America is getting dangerous. And no one is safe.
Because police rushed to this Supreme Court Justice’s home for a scary reason.
Someone Called Police To Justice Barrett’s Home. It Wasn’t Real — But The Pattern Is.
The threats keep coming. And Justice Amy Coney Barrett was the latest target on Wednesday evening, when someone placed a swatting call to Fairfax County police reporting the sound of gunshots at her Falls Church, Virginia, residence — the kind of calculated fake emergency designed to send an armed law enforcement response to the home of someone the caller wants to terrify, injure, or k*ll.
Fairfax County police responded to the call, coordinated immediately with the Supreme Court Police personnel assigned to Barrett’s security detail, and “quickly determined that the report was fictitious.” A partial audio recording of the police dispatch that surfaced Thursday confirmed officers were sent to the “high-priority resident’s” address after a call came in for “sounds of gunshots.” No one was harmed. No additional resources were deployed. Barrett was on the bench Thursday morning, reading summaries of two opinions she authored, without mention of the incident.
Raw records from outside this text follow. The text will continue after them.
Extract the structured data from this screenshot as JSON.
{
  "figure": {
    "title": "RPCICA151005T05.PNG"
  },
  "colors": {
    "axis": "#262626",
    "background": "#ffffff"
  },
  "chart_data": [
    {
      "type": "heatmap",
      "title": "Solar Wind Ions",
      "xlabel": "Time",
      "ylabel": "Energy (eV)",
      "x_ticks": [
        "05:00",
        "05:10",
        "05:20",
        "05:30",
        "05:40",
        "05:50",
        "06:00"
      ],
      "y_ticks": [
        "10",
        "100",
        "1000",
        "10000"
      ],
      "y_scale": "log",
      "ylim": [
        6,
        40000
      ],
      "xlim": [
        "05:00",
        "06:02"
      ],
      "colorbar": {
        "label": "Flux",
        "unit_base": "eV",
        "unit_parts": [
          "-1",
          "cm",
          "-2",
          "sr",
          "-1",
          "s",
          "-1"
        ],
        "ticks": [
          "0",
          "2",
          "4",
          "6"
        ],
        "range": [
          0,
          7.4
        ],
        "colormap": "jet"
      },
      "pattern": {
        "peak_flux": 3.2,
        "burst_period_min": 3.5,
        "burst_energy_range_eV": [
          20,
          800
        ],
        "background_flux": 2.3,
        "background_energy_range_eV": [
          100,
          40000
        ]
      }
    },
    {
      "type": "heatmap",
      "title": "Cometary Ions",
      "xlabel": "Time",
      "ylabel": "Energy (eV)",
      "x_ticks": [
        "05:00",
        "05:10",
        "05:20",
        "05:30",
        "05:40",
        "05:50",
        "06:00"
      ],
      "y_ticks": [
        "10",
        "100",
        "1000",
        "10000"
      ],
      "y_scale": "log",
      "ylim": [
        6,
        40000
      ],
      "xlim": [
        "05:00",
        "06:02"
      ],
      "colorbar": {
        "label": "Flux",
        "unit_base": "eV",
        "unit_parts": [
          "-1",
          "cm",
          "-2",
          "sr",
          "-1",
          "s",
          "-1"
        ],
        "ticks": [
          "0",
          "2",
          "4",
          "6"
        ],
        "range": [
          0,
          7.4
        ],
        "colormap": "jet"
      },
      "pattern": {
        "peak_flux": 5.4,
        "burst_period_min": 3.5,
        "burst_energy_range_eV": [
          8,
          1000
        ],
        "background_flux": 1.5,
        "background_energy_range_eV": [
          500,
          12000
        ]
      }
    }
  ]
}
But the lack of physical consequence should not be mistaken for the absence of a genuine threat. Swatting calls are, as Sen. Mike Lee stated directly on X, “an attempt to get an innocent person k*lled.” That is not hyperbole. When police respond to reports of an active shooter or a hostage situation, they arrive with heightened readiness and compressed decision-making timelines. The intent of a swatting call is to manufacture exactly the kind of charged, chaotic conditions under which a tragic outcome is most likely. That it failed does not mean it wasn’t serious.
A Pattern That Is Escalating — And A Justice Who Is Not Surprised
Barrett is not the first member of the Supreme Court’s conservative majority to be targeted. The pattern traces directly to 2022, when the leaked Dobbs draft opinion sent abortion-rights protesters to the homes of Barrett, Brett Kavanaugh, Samuel Alito, and others in the conservative majority. California man Nicholas John Roske made the now well-documented trip to Kavanaugh’s Maryland home in June 2022 carrying a gun, knife, zip ties, duct tape, and other items in what authorities called a planned assassination attempt. He was sentenced to eight years in federal prison.
More recently, the threat landscape has expanded well beyond the justices themselves. This spring has brought three assassination attempts against President Trump, multiple death threats against other conservatives, and a climate of political violence that the FBI has publicly acknowledged is under sustained investigation. FBI Director Kash Patel confirmed last week that the bureau is tracking a rise in swatting incidents targeted at conservatives specifically.
“Swatting is an attempt to get an innocent person k*lled — in this case, a sitting Supreme Court Justice,” Sen. Lee wrote. “The proper response will be putting the offender in prison for many, many years.”
That is the correct response. Finding the person who made the call and holding them fully accountable under federal law — which does impose serious sentences for swatting-related offenses — is the appropriate institutional reaction. So is honest acknowledgment that the targeting of conservative public figures is not a random or diffuse pattern. It is organized, it is escalating, and Wednesday night’s call was the latest installment in something that deserves far more sustained attention than it typically receives from the institutions responsible for addressing it.
What It Says About The Current Moment
There was a time when the notion that a sitting Supreme Court Justice would need round-the-clock armed security at their private residence — and would still be the target of swatting calls through that security — would have seemed unimaginable in the American context. That time has passed.
The political atmosphere that produced the Kavanaugh stalking, the WHCA Dinner assassination attempt, and Wednesday night’s call at Justice Barrett’s door is one that has been built and sustained by years of rhetoric characterizing conservative public officials not merely as wrong, but as existential threats to democracy, women, minorities, and the planet. When political opponents are framed in those terms often enough, the gap between “he must be stopped” and someone picking up the phone to manufacture a potentially fatal police confrontation shrinks considerably. Nobody who made that call on Wednesday will be celebrated publicly. But the ecosystem that produces people willing to make it is still very much operating at full strength.